Nevada Home Solar Customers May Face More Fees This Summer
In a 21-0 vote, Nevada’s state senators agreed Sunday to let the public utility commission create a new electricity rate for people who have installed their own solar panels.
Under current law, these solar customers can effectively zero-out their electricity bills by selling any excess energy their panels produce back to the utility company. But this incentive, called net metering, is “capped” — only the first 3 per cent of customers are eligible for the program. The bill would ostensibly serve to lift the state’s net metering cap, but all new solar customers would be subject to a fee & paneles solares Guatemala
The Nevada PUC has until July 31 to determine what new solar customers will have to pay.
Rooftop solar has been a high-profile issue in Nevada in recent months, as the industry nears the 3 per cent cap. Last month, hundreds of people turned out for a rally to support increasing the cap. Net metering is considered a key driver in the residential solar industry’s boom.
In the past year, Nevada saw the fastest solar job growth in the nation, said The Solar Foundation, a non-profit industry group. With nearly 6,000 solar employees, the state also has the highest per capita solar employment.
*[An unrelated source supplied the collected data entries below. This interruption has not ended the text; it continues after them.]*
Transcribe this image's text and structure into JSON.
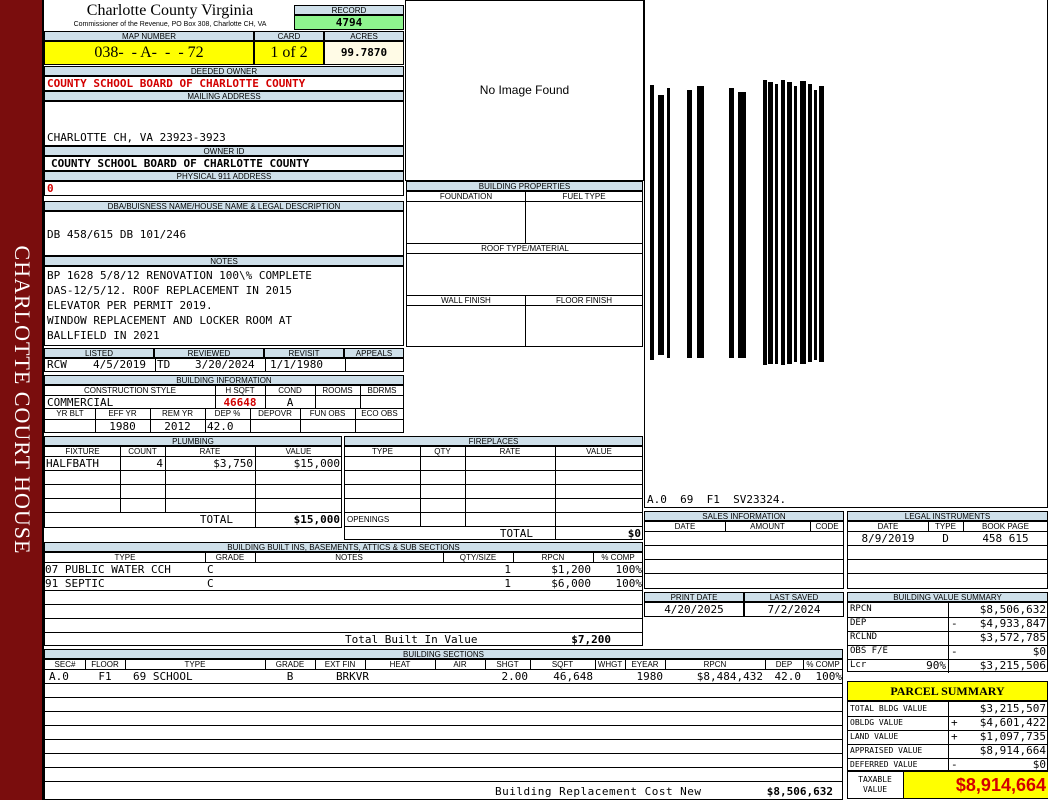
{
  "sidebar": {
    "title": "CHARLOTTE COURT HOUSE"
  },
  "header": {
    "county": "Charlotte County Virginia",
    "subtitle": "Commissioner of the Revenue, PO Box 308, Charlotte CH, VA",
    "record_label": "RECORD",
    "record_value": "4794",
    "map_label": "MAP NUMBER",
    "map_value": "038-  - A-  -  - 72",
    "card_label": "CARD",
    "card_value": "1 of 2",
    "acres_label": "ACRES",
    "acres_value": "99.7870"
  },
  "owner": {
    "deeded_label": "DEEDED OWNER",
    "deeded_value": "COUNTY SCHOOL BOARD OF CHARLOTTE COUNTY",
    "mailing_label": "MAILING ADDRESS",
    "mailing_value": "CHARLOTTE CH, VA 23923-3923",
    "owner_id_label": "OWNER ID",
    "owner_id_value": "COUNTY SCHOOL BOARD OF CHARLOTTE COUNTY",
    "physical_label": "PHYSICAL 911 ADDRESS",
    "physical_value": "0"
  },
  "photo": {
    "text": "No Image Found"
  },
  "legal": {
    "label": "DBA/BUISNESS NAME/HOUSE NAME & LEGAL DESCRIPTION",
    "value": "DB 458/615 DB 101/246"
  },
  "notes": {
    "label": "NOTES",
    "lines": [
      "BP 1628 5/8/12 RENOVATION 100\\% COMPLETE",
      "DAS-12/5/12. ROOF REPLACEMENT IN 2015",
      "ELEVATOR PER PERMIT 2019.",
      "WINDOW REPLACEMENT AND LOCKER ROOM AT",
      "BALLFIELD IN 2021"
    ]
  },
  "building_properties": {
    "label": "BUILDING PROPERTIES",
    "foundation": "FOUNDATION",
    "fuel": "FUEL TYPE",
    "roof": "ROOF TYPE/MATERIAL",
    "wall": "WALL FINISH",
    "floor": "FLOOR FINISH"
  },
  "sketch": {
    "caption": "A.0  69  F1  SV23324."
  },
  "dates": {
    "listed_label": "LISTED",
    "listed_by": "RCW",
    "listed_date": "4/5/2019",
    "reviewed_label": "REVIEWED",
    "reviewed_by": "TD",
    "reviewed_date": "3/20/2024",
    "revisit_label": "REVISIT",
    "revisit_date": "1/1/1980",
    "appeals_label": "APPEALS"
  },
  "building_info": {
    "label": "BUILDING INFORMATION",
    "construction_label": "CONSTRUCTION STYLE",
    "construction_value": "COMMERCIAL",
    "hsqft_label": "H SQFT",
    "hsqft_value": "46648",
    "cond_label": "COND",
    "cond_value": "A",
    "rooms_label": "ROOMS",
    "bdrms_label": "BDRMS",
    "yrblt_label": "YR BLT",
    "effyr_label": "EFF YR",
    "effyr_value": "1980",
    "remyr_label": "REM YR",
    "remyr_value": "2012",
    "dep_label": "DEP %",
    "dep_value": "42.0",
    "depovr_label": "DEPOVR",
    "funobs_label": "FUN OBS",
    "ecoobs_label": "ECO OBS"
  },
  "plumbing": {
    "label": "PLUMBING",
    "headers": [
      "FIXTURE",
      "COUNT",
      "RATE",
      "VALUE"
    ],
    "rows": [
      [
        "HALFBATH",
        "4",
        "$3,750",
        "$15,000"
      ]
    ],
    "total_label": "TOTAL",
    "total_value": "$15,000"
  },
  "fireplaces": {
    "label": "FIREPLACES",
    "headers": [
      "TYPE",
      "QTY",
      "RATE",
      "VALUE"
    ],
    "openings_label": "OPENINGS",
    "total_label": "TOTAL",
    "total_value": "$0"
  },
  "builtins": {
    "label": "BUILDING BUILT INS, BASEMENTS, ATTICS & SUB SECTIONS",
    "headers": [
      "TYPE",
      "GRADE",
      "NOTES",
      "QTY/SIZE",
      "RPCN",
      "% COMP"
    ],
    "rows": [
      [
        "07 PUBLIC WATER CCH",
        "C",
        "",
        "1",
        "$1,200",
        "100%"
      ],
      [
        "91 SEPTIC",
        "C",
        "",
        "1",
        "$6,000",
        "100%"
      ]
    ],
    "total_label": "Total Built In Value",
    "total_value": "$7,200"
  },
  "sections": {
    "label": "BUILDING SECTIONS",
    "headers": [
      "SEC#",
      "FLOOR",
      "TYPE",
      "GRADE",
      "EXT FIN",
      "HEAT",
      "AIR",
      "SHGT",
      "SQFT",
      "WHGT",
      "EYEAR",
      "RPCN",
      "DEP",
      "% COMP"
    ],
    "rows": [
      [
        "A.0",
        "F1",
        "69 SCHOOL",
        "B",
        "BRKVR",
        "",
        "",
        "2.00",
        "46,648",
        "",
        "1980",
        "$8,484,432",
        "42.0",
        "100%"
      ]
    ],
    "replacement_label": "Building Replacement Cost New",
    "replacement_value": "$8,506,632"
  },
  "sales": {
    "label": "SALES INFORMATION",
    "headers": [
      "DATE",
      "AMOUNT",
      "CODE"
    ]
  },
  "legal_instruments": {
    "label": "LEGAL INSTRUMENTS",
    "headers": [
      "DATE",
      "TYPE",
      "BOOK PAGE"
    ],
    "rows": [
      [
        "8/9/2019",
        "D",
        "458 615"
      ]
    ]
  },
  "print": {
    "print_label": "PRINT DATE",
    "print_value": "4/20/2025",
    "saved_label": "LAST SAVED",
    "saved_value": "7/2/2024"
  },
  "value_summary": {
    "label": "BUILDING VALUE SUMMARY",
    "rows": [
      {
        "label": "RPCN",
        "sign": "",
        "value": "$8,506,632"
      },
      {
        "label": "DEP",
        "sign": "-",
        "value": "$4,933,847"
      },
      {
        "label": "RCLND",
        "sign": "",
        "value": "$3,572,785"
      },
      {
        "label": "OBS F/E",
        "sign": "-",
        "value": "$0"
      },
      {
        "label": "Lcr",
        "pct": "90%",
        "sign": "",
        "value": "$3,215,506"
      }
    ]
  },
  "parcel": {
    "label": "PARCEL SUMMARY",
    "rows": [
      {
        "label": "TOTAL BLDG VALUE",
        "sign": "",
        "value": "$3,215,507"
      },
      {
        "label": "OBLDG VALUE",
        "sign": "+",
        "value": "$4,601,422"
      },
      {
        "label": "LAND VALUE",
        "sign": "+",
        "value": "$1,097,735"
      },
      {
        "label": "APPRAISED VALUE",
        "sign": "",
        "value": "$8,914,664"
      },
      {
        "label": "DEFERRED VALUE",
        "sign": "-",
        "value": "$0"
      }
    ],
    "taxable_label": "TAXABLE VALUE",
    "taxable_value": "$8,914,664"
  },
  "colors": {
    "sidebar": "#7a0d0d",
    "header_band": "#cfe0ea",
    "highlight": "#ffff00",
    "record": "#8ef58e",
    "accent_red": "#d30000"
  }
}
While Nevada has several utility-scale solar projects, residential solar has also been been an important part of the industry. In 2014, nearly twice as many residential solar systems were installed over the year before — and nearly 2,000 Nevadans now have their own solar power, according to the Solar Energy Industries Association.
SB 374 was the second-most heaviest lobbied bill of the session, State Sen. Kelvin Atkinson (D) told the Las Vegas Review-Journal on Sunday. As enacted, the bill transfers the decision on how to address the net metering cap to the public utility commission.
“Everybody won’t be happy,” Atkinson said. “Everybody won’t be thrilled, but it’s the right thing to do.”
Some utility companies argue that net metering means solar customers aren’t paying their fair share for the grid, because they can theoretically zero out their bill by selling power back to it. But solar advocates say that fees stymy the burgeoning industry and don’t count the benefits — such as transmission and generation savings — that rooftop solar offers everyone. Advocates also contend that using clean, renewable solar energy benefits everyone by reducing carbon emissions.
After the vote, solar advocates called foul on the Senate’s passing of the amended bill.
“The Nevada Coalition to Protect Ratepayers and the thousands of solar employees we represent have anticipated a public hearing concerning the future of rooftop solar. To this date we have not received one,” Bryan Miller, co-chairman of an industry group, The Alliance for Solar Choice, said in a statement.
A similar fee imposed in Arizona in 2013 had a significant cooling effect on the growth of rooftop solar in that state.
This year, residential installation company SolarCity moved 85 jobs out of Arizona, citing a slowdown caused by the fee.